The pharmacology of various peptide and non-peptide ligands was studied in Chinese hamster ovary (CHO) cells stably expressing human orexin-1 (OX(1)) or orexin-2 (OX(2)) receptors by measuring intracellular calcium ([Ca(2+)](i)) using Fluo-3AM. Orexin-A and orexin-B increased [Ca(2+)](i) in CHO-OX(1) (pEC(50)=8.38+/-0.04 and 7.26+/-0.05 respectively, n=12) and CHO-OX(2) (pEC(50)=8.20+/-0.03 and 8.26+/-0.04 respectively, n=8) cells. However, neuropeptide Y and secretin (10 pM - 10 microM) displayed neither agonist nor antagonist properties in either cell-line. SB-334867-A (1-(2-Methyylbenzoxanzol-6-yl)-3-[1,5]naphthyridin-4-yl-urea hydrochloride) inhibited the orexin-A (10 nM) and orexin-B (100 nM)-induced calcium responses (pK(B)=7.27+/-0.04 and 7.23+/-0.03 respectively, n=8), but had no effect on the UTP (3 microM)-induced calcium response in CHO-OX(1) cells. SB-334867-A (10 microM) also inhibited OX(2) mediated calcium responses (32.7+/-1.9% versus orexin-A). SB-334867-A was devoid of agonist properties in either cell-line. In conclusion, SB-334867-A is a non-peptide OX(1) selective receptor antagonist.
A selective orexin-1 receptor antagonist reduces food consumption in male and female rats.[Pubmed:11102651]

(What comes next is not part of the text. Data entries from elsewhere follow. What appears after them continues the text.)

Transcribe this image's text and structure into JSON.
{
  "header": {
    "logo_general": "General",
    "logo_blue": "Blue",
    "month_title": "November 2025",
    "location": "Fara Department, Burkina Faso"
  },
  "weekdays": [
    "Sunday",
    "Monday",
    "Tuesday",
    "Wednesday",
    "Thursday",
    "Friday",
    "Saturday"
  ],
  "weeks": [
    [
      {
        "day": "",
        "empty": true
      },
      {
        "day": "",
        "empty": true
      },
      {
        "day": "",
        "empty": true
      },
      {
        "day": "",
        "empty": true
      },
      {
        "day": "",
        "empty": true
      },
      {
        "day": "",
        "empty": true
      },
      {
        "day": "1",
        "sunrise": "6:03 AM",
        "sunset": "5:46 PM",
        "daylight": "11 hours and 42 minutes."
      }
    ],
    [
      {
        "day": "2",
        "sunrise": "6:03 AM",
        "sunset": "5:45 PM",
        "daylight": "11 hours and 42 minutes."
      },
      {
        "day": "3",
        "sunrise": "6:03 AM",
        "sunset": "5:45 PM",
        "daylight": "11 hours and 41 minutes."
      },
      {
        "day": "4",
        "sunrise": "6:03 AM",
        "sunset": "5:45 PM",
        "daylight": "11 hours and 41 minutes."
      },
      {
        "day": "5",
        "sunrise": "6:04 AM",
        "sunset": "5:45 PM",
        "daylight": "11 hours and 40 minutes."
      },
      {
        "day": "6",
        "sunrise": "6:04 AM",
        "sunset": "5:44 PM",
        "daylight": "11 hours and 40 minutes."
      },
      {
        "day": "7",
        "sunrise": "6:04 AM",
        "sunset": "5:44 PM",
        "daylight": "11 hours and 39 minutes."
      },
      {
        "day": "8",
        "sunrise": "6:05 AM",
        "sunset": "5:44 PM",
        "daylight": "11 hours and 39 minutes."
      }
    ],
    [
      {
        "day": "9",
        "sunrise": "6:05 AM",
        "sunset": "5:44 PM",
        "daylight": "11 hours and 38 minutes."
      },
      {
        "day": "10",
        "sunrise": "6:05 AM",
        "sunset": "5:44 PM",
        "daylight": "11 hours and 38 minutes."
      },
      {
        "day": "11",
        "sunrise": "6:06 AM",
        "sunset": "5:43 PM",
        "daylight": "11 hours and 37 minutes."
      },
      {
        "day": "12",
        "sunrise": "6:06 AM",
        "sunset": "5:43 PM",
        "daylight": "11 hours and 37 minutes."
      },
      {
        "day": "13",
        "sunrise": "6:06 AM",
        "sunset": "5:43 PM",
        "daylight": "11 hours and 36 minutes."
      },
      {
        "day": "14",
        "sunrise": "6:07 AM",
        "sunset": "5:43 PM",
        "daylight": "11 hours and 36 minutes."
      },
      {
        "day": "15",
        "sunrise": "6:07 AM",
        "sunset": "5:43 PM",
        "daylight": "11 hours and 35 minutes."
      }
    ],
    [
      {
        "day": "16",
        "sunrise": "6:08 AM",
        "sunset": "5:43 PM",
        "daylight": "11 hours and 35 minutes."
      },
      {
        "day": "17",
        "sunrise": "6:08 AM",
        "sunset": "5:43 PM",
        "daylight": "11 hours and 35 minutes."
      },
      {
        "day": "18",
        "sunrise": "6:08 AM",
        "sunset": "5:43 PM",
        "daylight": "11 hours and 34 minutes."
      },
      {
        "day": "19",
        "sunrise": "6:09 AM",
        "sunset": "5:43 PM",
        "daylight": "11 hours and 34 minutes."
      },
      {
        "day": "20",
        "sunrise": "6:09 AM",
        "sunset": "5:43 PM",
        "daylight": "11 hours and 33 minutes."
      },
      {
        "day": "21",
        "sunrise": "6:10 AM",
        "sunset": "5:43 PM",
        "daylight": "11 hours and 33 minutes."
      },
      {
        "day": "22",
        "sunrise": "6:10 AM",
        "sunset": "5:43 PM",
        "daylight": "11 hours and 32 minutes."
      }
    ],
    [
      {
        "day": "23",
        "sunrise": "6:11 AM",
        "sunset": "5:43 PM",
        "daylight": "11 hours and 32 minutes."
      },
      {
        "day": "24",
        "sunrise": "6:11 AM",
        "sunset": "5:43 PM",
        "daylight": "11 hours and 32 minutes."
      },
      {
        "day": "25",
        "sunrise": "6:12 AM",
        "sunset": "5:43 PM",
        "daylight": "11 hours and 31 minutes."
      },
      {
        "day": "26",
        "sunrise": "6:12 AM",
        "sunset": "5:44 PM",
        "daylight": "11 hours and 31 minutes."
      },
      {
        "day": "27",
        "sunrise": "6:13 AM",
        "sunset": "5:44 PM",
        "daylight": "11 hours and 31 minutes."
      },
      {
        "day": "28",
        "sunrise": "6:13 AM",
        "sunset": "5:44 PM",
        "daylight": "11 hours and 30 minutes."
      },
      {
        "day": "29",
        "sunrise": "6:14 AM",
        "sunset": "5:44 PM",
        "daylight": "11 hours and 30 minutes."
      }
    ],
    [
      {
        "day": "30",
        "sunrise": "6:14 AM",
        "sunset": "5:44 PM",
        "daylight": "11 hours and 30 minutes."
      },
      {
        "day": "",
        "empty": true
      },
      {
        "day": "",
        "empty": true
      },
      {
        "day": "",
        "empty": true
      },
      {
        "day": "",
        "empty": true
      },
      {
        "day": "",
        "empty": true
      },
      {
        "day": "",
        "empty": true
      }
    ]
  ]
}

Regul Pept. 2000 Dec 22;96(1-2):45-51.
A variety of evidence implicates the orexins, especially orexin-A, in the regulation of food intake, but it has not been established whether this effect is mediated by the orexin-1 or orexin-2 receptor. In the present study, a selective orexin-1 receptor antagonist, 1-(2-methylbenzoxazol-6-yl)-3-[1,5]naphthyridin-4-yl urea hydrochloride (SB-334867-A), was administered intraperitoneally to rats under various conditions, and food consumption was subsequently measured over 24 h. In male rats, a single dose of SB-334867-A (30 mg/kg, i.p.) given during the light phase reduced both orexin-A-induced food intake (7 nmol, i.c.v.) and feeding stimulated by an overnight fast for 4 h. When given at the start of the dark phase, food consumption was reduced in both male and female rats over 24 h. Daily injections at the start of the dark phase for 3 days reduced natural feeding in male rats over 24 h on days one and three. These findings demonstrate direct inhibition of orexin-A induced food intake with a selective orexin-1 receptor antagonist. Furthermore, the suppression of nocturnal feeding and food intake stimulated by an overnight fast supports other evidence that orexin-A is involved in the regulation of natural feeding and suggests that orexin-1 receptor antagonists could be useful in the treatment of obesity.